A mãe ao ver o desespero do filho
recuou e abraçou-o. Entretanto, concordaram todos que descer ao poço não era
uma boa ideia. A mãe, demonstrando uma grande presença de espírito, lembrou-se
de atar um balde à corda do sarilho e baixar o mesmo até à água, para ver se o
leitão entrava lá para dentro. Depois de várias tentativas percebeu-se que isso
era uma tarefa impossível. João reparou que o animal, já cansado de nadar, dobrava
as duas patas da frente, no bordo do balde, para se segurar.
«Vamos
puxar o balde que o reco vem pendurado.» Disse João.
A mãe olhou para ele com ar de dúvida,
mas naquela fase não tinham nada a perder e assim fizeram. Foi então que se deu
o milagre! Eles puxaram o balde, cheio de água, lentamente, para não fazer cair
o leitão, que se manteve pendurado, no mesmo, até ser retirado do poço.
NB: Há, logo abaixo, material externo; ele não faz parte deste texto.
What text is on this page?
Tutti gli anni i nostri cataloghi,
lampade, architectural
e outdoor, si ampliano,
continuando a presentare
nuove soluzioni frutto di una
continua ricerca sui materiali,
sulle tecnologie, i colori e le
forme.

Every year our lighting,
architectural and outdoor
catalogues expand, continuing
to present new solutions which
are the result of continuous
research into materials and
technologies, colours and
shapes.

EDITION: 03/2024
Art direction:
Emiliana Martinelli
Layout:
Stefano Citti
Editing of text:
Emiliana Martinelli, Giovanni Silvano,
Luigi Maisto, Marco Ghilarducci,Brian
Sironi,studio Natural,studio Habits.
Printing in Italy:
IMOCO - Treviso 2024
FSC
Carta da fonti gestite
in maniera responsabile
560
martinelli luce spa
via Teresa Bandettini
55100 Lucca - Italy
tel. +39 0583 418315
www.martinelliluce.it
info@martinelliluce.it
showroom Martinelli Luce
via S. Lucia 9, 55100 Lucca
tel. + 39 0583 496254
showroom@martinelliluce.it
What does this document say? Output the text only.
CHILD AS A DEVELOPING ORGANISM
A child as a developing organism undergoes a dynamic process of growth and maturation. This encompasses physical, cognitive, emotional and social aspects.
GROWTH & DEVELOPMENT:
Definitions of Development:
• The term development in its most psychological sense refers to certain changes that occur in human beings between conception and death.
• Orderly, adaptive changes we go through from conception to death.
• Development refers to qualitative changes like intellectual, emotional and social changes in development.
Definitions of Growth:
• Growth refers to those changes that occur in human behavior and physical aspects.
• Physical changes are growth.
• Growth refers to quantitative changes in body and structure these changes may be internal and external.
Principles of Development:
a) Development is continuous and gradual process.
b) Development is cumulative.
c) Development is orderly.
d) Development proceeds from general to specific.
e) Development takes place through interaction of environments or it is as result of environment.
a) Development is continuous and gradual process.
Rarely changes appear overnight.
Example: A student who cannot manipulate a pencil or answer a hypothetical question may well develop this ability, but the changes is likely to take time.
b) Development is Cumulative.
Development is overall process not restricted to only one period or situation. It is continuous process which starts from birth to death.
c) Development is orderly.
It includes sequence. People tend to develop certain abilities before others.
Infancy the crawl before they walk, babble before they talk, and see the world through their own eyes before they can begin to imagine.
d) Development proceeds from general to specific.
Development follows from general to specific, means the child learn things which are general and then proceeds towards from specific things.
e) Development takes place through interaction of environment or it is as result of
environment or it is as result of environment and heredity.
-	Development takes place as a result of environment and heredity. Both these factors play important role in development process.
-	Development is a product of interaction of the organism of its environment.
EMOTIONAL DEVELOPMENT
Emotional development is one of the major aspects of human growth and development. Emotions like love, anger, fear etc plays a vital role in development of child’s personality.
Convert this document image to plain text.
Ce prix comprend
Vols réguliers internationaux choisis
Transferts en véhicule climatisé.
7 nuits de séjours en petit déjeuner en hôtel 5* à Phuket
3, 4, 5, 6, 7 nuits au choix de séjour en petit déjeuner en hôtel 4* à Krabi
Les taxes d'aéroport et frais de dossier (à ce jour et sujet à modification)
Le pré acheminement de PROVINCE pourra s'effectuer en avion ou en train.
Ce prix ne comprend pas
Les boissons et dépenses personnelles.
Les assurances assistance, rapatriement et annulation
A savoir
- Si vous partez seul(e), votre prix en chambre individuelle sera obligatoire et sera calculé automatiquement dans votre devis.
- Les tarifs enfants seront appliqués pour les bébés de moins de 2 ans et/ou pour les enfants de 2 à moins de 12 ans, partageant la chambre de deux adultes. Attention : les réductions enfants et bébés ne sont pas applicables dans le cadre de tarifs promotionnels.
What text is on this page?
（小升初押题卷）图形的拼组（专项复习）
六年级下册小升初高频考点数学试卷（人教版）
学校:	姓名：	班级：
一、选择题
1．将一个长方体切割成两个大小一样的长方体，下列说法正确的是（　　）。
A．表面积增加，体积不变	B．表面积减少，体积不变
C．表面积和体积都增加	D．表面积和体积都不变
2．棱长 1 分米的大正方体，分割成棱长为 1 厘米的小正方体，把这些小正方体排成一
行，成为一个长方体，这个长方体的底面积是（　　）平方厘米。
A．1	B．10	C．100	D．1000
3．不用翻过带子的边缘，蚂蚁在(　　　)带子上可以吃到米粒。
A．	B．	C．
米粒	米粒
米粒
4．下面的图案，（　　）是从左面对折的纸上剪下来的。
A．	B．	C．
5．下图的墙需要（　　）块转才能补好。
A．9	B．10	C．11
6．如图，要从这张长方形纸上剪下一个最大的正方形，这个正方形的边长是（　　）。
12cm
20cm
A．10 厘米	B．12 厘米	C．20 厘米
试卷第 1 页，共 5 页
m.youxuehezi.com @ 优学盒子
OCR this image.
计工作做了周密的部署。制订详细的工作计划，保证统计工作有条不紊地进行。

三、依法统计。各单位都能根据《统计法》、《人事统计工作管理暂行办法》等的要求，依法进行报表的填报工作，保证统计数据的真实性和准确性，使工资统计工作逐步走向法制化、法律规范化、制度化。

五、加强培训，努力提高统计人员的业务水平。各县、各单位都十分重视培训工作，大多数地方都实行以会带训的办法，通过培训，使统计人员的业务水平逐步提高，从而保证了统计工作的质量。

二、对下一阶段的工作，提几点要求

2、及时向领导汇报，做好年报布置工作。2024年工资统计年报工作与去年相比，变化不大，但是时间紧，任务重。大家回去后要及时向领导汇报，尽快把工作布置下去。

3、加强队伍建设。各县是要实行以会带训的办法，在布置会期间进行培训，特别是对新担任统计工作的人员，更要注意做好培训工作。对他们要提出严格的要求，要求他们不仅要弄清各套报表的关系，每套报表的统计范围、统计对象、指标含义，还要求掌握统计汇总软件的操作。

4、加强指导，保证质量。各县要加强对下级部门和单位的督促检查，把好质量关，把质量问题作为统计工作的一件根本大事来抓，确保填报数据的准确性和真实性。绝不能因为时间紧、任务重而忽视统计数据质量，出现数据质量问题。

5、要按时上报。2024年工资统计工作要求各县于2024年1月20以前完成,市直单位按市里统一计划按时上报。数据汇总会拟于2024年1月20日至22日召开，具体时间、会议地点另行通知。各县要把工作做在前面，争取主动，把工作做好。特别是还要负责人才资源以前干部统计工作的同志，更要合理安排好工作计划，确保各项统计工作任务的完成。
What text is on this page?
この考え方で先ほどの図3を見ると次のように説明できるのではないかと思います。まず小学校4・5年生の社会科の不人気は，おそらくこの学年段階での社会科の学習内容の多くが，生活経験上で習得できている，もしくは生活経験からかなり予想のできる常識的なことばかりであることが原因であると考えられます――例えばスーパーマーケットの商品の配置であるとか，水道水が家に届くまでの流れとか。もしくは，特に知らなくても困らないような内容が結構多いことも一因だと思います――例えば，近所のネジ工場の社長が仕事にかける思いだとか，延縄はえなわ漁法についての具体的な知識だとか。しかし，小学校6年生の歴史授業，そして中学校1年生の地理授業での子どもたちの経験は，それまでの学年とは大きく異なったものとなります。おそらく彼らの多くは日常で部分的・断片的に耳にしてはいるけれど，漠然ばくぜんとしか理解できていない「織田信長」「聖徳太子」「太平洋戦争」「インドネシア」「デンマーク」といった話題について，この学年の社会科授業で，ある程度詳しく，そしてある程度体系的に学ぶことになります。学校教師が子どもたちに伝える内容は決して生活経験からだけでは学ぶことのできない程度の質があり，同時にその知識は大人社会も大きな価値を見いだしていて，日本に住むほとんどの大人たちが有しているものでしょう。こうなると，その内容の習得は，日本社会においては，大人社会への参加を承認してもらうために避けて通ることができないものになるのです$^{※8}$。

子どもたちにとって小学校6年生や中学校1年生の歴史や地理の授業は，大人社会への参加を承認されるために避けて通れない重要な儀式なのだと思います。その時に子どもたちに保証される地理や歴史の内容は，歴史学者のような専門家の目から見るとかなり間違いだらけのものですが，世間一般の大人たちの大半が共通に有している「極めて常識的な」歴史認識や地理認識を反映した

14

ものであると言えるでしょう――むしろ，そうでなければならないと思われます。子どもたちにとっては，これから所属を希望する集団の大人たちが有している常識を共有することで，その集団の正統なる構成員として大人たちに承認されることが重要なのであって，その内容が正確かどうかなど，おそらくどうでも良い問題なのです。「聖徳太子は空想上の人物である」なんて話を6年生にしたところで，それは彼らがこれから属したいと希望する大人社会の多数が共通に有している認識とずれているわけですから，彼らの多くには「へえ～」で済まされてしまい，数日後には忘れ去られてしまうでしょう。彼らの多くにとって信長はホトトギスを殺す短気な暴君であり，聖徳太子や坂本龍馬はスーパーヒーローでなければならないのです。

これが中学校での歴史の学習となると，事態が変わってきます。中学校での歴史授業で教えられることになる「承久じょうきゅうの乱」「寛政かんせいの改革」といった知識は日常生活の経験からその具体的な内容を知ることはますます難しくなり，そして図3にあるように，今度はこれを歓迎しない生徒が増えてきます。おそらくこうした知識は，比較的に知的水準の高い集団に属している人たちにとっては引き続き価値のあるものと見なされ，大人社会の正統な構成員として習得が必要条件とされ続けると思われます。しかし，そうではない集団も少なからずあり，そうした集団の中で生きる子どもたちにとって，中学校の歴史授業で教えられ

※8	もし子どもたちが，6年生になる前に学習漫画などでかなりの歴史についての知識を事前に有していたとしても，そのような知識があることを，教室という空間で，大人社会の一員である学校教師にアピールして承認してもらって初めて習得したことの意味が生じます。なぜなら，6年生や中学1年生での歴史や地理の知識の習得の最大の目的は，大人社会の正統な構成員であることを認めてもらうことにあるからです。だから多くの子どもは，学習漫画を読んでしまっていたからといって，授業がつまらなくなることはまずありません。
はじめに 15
O
animal tremia de frio quando Maria de Jesus pegou nele. Ela secou-o e
esfregou-o com álcool, para o ajudar a aquecer e eliminar os germes da água do
poço.
A nossa vida, como a dos animais tem
estranhas formas de nos ensinar e aquele leitão aprendeu a lição. Ele, que
esteve quase a morrer afogado, tonou-se no mais forte da ninhada, sendo o que
rendeu maior valor, no momento da venda.